Cryptocurrencies are a very unique class of assets that many people still don’t understand. And, strangely, it seems to attract people who’ve never invested in any other type of asset before. This is one of the things that is fueling the wild volatility in the markets and why so many people end up failing with crypto. You will need to spend a lot of time learning about cryptocurrencies and investing if you even want a chance at succeeding. You’ll also need to understand what crypto is and isn’t. Let’s take a look at some of the things that a lot of people still don’t understand about cryptocurrencies.
Crypto and Taxation
One of the most misunderstood parts about cryptocurrency is how they’re being treated by the tax code. The first thing you have to know is that cryptocurrencies are considered by the CRA as commodities and not legal tender. This means that you may be liable for both capital gains and income taxation.
If you want to learn more about how your revenues will be taxed, you should check out Wealthsimple. They explain both types of crypto tax in detail and give you tips on how to collect information when the time comes to file your report. They also provide valuable information on when the CRA will consider trades a business transaction and when profits will be considered income or capital gains.
Blockchain and Crypto are Not the Same Thing
One very important thing you have to know when first getting into crypto is the difference between blockchain and crypto. The blockchain is the technology that powers most cryptocurrencies, but it can have multiple other applications.
Simply put, the blockchain is a ledger system in which transactions are recorded and distributed to computers within a network. These are referred to as nodes. Every transaction that was ever made on that blockchain will be in a block and each block will be stringed together to form a chain.
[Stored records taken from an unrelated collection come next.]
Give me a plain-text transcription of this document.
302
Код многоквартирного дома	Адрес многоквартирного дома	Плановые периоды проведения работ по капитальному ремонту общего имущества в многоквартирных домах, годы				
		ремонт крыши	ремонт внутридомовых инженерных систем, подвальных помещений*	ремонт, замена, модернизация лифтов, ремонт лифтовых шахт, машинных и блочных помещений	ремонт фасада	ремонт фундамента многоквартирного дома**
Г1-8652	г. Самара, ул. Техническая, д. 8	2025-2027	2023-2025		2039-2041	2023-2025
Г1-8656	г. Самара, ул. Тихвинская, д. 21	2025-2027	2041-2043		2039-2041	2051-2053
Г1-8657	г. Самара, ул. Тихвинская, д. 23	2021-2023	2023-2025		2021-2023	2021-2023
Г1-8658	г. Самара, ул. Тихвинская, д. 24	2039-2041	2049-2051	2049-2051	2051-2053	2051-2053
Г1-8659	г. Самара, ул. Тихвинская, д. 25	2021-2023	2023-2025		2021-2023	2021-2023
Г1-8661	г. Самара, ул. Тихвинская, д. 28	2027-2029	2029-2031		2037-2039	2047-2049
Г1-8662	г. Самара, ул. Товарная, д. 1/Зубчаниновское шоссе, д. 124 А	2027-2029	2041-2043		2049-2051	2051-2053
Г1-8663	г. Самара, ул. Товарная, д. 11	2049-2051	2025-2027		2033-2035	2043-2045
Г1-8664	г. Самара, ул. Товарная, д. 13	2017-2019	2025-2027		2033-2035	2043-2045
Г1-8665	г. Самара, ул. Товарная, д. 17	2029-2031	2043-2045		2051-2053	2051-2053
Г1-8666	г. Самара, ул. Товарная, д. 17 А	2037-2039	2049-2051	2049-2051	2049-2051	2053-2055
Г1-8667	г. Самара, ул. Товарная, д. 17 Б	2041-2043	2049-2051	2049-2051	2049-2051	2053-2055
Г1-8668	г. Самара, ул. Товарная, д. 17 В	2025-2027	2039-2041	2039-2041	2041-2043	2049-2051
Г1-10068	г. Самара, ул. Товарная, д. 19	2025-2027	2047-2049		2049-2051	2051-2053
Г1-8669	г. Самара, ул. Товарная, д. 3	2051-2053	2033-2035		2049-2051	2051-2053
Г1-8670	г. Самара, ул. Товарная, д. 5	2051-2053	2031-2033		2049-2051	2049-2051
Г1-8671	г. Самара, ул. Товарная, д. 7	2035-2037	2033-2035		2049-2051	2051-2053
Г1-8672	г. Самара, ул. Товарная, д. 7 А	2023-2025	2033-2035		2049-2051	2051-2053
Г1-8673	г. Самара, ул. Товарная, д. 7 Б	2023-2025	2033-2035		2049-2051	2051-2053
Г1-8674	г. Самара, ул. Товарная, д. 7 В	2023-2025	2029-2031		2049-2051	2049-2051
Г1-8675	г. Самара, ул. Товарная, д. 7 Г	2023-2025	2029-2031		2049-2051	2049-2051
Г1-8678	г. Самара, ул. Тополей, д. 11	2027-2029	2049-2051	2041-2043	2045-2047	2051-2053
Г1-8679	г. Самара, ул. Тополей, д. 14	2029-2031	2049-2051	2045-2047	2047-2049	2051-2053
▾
This is where we get the name “blockchain” from.
One of the biggest benefits of the blockchain is that it’s almost impossible to falsify when it’s on a large decentralized network, which is the case with most crypto. Since the information is shared among all computers on the network and there’s no central authority, any falsifications can be cross-verified by other nodes.
The blockchain can be used for cryptocurrency, but many organizations are using it for regular record keeping. So, if you hear some major investment in blockchain, don’t assume that it will do something for the crypto market. Instead, maybe you should look at who’s building the technology, and see if you could invest in them.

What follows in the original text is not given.